Personal information
- Full name: George Alan Campbell Pentland
- Born: 3 October 1883 South Melbourne, Victoria
- Died: 15 December 1952 (aged 69) Hawthorn, Victoria
- Original team: Leopold

Playing career^{1}
- Years: Club / Games (Goals)
- 1909–1912: South Melbourne / 53 (0)
- ^{1} Playing statistics correct to the end of 1912.

= Alan Pentland =

Australian rules footballer and cricketer

George Alan Campbell Pentland (3 October 1883 – 15 December 1952) was an Australian rules footballer who played with South Melbourne in the Victorian Football League (VFL).

==Family==
The son of William Christie Pentland (1844–1931), and Euphemia Craig Pentland (1848–1924), née Morison, George Alan Campbell Pentland was born on 3 October 1883.

He married Queenie Australia Osborn (1888–1955) on 23 August 1913.

==Football==
Pentland was a defender who played in the back pocket for South Melbourne in their 1909 VFL Grand Final team which won the club's first ever premiership.
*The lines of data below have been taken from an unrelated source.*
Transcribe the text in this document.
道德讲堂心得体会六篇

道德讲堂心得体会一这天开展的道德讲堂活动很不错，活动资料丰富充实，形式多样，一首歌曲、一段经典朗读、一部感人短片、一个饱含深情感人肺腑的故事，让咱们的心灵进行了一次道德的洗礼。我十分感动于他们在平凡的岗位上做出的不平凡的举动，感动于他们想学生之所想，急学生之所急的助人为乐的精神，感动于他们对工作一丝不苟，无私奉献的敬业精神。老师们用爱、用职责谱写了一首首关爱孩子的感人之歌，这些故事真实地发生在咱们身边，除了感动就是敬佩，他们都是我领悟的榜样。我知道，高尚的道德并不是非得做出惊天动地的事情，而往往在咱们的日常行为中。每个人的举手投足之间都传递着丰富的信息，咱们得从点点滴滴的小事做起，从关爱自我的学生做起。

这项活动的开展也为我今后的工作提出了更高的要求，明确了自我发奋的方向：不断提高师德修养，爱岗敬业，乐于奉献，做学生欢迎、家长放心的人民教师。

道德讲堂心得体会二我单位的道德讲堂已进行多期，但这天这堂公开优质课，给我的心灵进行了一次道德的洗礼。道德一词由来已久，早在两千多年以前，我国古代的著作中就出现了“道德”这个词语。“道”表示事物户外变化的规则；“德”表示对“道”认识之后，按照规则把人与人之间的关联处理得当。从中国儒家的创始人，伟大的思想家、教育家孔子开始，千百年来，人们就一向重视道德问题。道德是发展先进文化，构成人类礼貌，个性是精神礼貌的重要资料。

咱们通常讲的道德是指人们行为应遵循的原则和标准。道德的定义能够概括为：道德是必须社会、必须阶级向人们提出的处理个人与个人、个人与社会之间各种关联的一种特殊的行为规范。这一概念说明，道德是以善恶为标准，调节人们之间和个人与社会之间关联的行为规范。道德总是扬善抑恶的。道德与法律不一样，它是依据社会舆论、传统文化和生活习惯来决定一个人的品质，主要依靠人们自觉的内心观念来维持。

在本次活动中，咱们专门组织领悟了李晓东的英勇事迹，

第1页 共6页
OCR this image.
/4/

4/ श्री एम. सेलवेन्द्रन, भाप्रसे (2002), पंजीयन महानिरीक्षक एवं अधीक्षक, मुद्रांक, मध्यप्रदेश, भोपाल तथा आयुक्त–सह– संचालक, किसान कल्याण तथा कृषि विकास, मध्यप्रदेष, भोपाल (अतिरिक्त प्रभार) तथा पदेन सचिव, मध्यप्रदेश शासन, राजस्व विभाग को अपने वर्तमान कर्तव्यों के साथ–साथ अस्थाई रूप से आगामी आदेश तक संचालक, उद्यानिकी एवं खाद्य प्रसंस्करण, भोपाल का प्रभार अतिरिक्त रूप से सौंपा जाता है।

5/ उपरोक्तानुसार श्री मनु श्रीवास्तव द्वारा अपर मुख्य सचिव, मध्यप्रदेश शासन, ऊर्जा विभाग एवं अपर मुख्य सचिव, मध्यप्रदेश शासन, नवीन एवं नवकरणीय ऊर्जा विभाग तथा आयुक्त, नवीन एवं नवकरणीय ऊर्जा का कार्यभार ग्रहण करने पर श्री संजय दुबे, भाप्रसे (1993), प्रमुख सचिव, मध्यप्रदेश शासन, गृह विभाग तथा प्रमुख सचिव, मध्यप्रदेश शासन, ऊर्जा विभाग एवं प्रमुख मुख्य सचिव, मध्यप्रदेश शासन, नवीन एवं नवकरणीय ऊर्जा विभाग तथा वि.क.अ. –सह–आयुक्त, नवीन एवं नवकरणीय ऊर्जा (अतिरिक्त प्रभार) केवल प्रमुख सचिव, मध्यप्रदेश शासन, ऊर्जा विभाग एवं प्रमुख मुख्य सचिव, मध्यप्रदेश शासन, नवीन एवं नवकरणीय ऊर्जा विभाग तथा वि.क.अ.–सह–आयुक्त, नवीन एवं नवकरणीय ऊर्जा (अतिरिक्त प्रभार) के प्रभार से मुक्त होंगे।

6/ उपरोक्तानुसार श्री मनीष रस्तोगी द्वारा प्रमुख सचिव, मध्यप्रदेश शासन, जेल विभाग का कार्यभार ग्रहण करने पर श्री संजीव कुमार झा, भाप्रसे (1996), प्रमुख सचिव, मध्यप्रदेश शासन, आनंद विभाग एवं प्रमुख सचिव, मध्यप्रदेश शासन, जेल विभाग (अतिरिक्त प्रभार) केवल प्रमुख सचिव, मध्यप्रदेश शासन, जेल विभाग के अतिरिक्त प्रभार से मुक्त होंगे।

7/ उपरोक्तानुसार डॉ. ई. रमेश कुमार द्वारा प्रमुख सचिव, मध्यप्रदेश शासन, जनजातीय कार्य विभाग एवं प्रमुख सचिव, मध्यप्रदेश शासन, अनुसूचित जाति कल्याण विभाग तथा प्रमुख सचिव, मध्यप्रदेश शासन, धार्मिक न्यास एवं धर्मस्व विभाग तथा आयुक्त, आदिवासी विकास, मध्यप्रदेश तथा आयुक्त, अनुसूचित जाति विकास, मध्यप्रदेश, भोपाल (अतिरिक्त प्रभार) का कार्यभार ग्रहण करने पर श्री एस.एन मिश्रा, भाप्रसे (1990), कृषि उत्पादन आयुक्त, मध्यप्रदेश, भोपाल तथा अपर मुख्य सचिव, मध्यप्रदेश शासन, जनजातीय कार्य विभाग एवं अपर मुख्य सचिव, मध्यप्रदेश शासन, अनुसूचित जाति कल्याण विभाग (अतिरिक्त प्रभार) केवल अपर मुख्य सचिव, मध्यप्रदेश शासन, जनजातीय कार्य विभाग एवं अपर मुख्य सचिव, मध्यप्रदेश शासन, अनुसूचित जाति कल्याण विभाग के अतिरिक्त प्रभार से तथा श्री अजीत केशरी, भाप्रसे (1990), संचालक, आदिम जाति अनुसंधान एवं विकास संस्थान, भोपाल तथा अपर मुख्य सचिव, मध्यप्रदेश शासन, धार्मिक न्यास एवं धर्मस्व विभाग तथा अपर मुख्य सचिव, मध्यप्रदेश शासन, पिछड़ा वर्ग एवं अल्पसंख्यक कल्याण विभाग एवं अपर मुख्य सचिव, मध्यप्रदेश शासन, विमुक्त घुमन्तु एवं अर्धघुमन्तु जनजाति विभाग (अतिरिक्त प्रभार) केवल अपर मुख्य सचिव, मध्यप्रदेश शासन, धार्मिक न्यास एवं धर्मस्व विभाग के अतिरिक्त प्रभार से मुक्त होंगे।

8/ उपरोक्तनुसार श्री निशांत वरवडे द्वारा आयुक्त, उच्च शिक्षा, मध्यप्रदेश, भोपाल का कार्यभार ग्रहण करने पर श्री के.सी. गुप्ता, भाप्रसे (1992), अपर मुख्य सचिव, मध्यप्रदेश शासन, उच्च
He appeared in all 20 games in 1910 and the following season played finals football for the third successive year.

His last game for South Melbourne came in 1912.

==Cricket==
He remained on the local sports scene as a cricketer.

He played in 47 matches for the South Melbourne Cricket Club's First XI over 5 seasons (1909/10—1913/14); a batsman, who never bowled, he scored a total of 317 runs for South Melbourne, with an average of 11.74 (his highest score was 53). He toured New Zealand with the South Melbourne Cricket Club in 1912/13.

==Death==
A retired coachbuilder, he died on 15 December 1952 at his home in Hawthorn, Victoria.